Hilfe bei Aufarbeitung von Ettaler Missbrauchsskandal

Ettal - Im Missbrauchsskandal um das Kloster Ettal hat das Ordinariat im München Unterstützung zugesagt. So soll die Aufarbeitung vorangetrieben werden.

Das Erzbischöfliche Ordinariat in München unterstützt das oberbayerische Kloster Ettal bei der Aufarbeitung des dortigen Missbrauchsskandals. Das Benediktinerkloster habe um entsprechende Amtshilfe gebeten, teilte das Ordinariat am Dienstag in München mit.

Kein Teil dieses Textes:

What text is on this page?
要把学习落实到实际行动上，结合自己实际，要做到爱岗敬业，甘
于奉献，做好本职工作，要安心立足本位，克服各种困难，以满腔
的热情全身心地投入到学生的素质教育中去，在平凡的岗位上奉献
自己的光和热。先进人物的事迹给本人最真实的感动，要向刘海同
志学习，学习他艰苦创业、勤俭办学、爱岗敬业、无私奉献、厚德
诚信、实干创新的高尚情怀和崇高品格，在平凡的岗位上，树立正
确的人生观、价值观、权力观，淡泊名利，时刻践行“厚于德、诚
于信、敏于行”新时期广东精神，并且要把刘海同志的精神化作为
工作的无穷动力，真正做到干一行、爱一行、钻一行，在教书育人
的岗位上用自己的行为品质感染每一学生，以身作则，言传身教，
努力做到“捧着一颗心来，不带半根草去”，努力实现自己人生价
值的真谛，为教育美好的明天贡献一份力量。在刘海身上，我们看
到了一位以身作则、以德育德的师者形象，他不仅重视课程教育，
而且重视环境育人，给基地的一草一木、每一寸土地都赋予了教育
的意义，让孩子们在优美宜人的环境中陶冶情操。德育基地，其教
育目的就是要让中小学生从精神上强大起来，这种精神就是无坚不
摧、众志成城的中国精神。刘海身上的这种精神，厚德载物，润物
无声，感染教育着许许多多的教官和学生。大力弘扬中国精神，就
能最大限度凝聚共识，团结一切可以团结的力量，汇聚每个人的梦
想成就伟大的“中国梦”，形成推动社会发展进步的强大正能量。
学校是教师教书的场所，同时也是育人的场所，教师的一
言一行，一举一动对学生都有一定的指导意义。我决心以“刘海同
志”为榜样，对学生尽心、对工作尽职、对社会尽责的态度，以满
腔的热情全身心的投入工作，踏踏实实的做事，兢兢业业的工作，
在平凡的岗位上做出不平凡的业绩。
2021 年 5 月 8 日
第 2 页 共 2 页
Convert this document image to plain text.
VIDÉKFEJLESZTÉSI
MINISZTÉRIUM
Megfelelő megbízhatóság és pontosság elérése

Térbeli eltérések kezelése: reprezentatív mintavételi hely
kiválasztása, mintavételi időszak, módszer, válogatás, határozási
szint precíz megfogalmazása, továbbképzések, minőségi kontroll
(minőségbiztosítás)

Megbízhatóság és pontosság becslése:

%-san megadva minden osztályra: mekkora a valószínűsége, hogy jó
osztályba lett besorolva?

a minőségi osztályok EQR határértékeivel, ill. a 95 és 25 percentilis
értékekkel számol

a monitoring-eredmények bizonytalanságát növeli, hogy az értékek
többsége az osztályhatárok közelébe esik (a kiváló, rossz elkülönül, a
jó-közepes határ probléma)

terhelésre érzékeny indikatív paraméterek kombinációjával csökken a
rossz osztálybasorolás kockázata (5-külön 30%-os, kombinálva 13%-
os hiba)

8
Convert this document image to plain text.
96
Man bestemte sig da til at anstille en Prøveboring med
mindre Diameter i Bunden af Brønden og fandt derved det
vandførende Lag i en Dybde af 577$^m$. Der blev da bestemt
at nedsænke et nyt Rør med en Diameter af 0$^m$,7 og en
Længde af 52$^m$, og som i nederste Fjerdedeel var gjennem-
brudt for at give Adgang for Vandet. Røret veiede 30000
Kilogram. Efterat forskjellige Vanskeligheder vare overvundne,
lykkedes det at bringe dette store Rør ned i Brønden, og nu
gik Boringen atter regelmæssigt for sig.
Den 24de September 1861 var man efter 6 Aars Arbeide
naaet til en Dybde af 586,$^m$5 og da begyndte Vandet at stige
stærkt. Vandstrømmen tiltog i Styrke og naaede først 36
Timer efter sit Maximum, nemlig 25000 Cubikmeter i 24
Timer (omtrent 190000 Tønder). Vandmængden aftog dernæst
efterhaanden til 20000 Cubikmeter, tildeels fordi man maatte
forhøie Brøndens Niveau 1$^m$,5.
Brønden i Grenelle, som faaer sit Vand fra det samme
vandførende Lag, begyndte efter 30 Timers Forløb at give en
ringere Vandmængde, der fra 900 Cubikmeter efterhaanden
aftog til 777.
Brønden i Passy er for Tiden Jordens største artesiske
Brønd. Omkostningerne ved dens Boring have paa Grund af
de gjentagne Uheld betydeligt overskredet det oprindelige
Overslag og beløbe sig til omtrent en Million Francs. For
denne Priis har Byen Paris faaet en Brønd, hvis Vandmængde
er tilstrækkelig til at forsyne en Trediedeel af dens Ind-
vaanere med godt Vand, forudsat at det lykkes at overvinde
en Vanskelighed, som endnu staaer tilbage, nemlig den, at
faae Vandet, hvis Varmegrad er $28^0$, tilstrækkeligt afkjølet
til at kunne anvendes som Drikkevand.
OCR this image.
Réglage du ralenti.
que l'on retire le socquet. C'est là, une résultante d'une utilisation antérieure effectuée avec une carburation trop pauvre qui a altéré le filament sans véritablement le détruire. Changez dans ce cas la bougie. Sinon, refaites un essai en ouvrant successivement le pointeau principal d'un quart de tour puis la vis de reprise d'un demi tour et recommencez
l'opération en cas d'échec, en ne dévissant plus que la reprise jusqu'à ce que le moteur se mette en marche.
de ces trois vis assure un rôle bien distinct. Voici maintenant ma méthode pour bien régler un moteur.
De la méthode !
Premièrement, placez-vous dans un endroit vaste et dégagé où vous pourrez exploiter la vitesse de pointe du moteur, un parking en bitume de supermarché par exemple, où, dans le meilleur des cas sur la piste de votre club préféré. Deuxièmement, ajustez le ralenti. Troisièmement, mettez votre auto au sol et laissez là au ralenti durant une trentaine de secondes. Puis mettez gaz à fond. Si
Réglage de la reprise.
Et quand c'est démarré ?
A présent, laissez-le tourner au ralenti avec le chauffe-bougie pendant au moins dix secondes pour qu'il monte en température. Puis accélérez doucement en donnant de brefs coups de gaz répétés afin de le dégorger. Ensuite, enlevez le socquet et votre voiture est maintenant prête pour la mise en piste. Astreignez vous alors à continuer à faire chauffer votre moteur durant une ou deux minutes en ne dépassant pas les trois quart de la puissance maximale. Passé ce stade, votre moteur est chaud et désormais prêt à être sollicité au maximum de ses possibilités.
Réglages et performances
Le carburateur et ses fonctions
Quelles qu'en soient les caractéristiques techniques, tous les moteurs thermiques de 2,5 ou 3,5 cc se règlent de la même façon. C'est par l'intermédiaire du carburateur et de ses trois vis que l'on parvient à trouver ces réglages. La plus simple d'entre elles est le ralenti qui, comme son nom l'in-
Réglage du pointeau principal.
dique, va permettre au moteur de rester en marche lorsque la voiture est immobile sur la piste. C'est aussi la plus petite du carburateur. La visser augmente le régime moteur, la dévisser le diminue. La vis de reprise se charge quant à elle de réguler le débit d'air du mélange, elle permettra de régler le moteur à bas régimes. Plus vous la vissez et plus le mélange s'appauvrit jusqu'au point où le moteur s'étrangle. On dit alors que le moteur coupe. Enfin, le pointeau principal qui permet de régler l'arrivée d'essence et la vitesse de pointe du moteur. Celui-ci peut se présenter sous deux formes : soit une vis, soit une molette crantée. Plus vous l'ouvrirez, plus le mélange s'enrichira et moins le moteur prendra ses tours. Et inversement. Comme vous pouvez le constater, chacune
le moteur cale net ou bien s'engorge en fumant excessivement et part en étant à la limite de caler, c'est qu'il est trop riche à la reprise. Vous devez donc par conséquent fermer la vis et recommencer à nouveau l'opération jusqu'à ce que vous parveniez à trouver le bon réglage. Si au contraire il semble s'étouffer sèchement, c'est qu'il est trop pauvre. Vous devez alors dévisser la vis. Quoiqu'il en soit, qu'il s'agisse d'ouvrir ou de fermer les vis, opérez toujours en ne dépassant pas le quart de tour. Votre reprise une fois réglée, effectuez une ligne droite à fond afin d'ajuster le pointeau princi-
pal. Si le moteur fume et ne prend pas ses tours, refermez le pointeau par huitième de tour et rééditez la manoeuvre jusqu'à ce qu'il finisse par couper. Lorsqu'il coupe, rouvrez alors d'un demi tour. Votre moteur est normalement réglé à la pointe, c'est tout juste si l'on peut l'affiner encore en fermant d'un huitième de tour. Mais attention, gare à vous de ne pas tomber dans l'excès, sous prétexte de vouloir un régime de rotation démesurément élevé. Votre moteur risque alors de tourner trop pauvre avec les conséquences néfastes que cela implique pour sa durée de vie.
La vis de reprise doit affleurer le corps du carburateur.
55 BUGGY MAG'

Der Bischöfliche Beauftragte des Erzbistums für die Prüfung von Vorwürfen des sexuellen Missbrauchs, Monsignore Siegfried Kneißl, reiste den Angaben zufolge am Dienstag nach Ettal (Landkreis Garmisch-Partenkirchen). In der Schule des Klosters habe er sich bereitgehalten für Rat und Hilfe suchende Eltern, Schüler und Lehrkräfte, hieß es. Als juristischer Ansprechpartner für mögliche Opfer stehe Rechtsanwalt Burkard Göpfert zur Verfügung. Der Abt des Klosters, Barnabas Bögle, hatte am Montag eingeräumt, dass in den 1970er und 1980er Jahren im Internat Schüler von Geistlichen sexuell missbraucht wurden. Schon zuvor hatte der Prior des Klosters im Bayerischen Rundfunk (BR) Fälle von sexuellem Missbrauch an Schülern bestätigt.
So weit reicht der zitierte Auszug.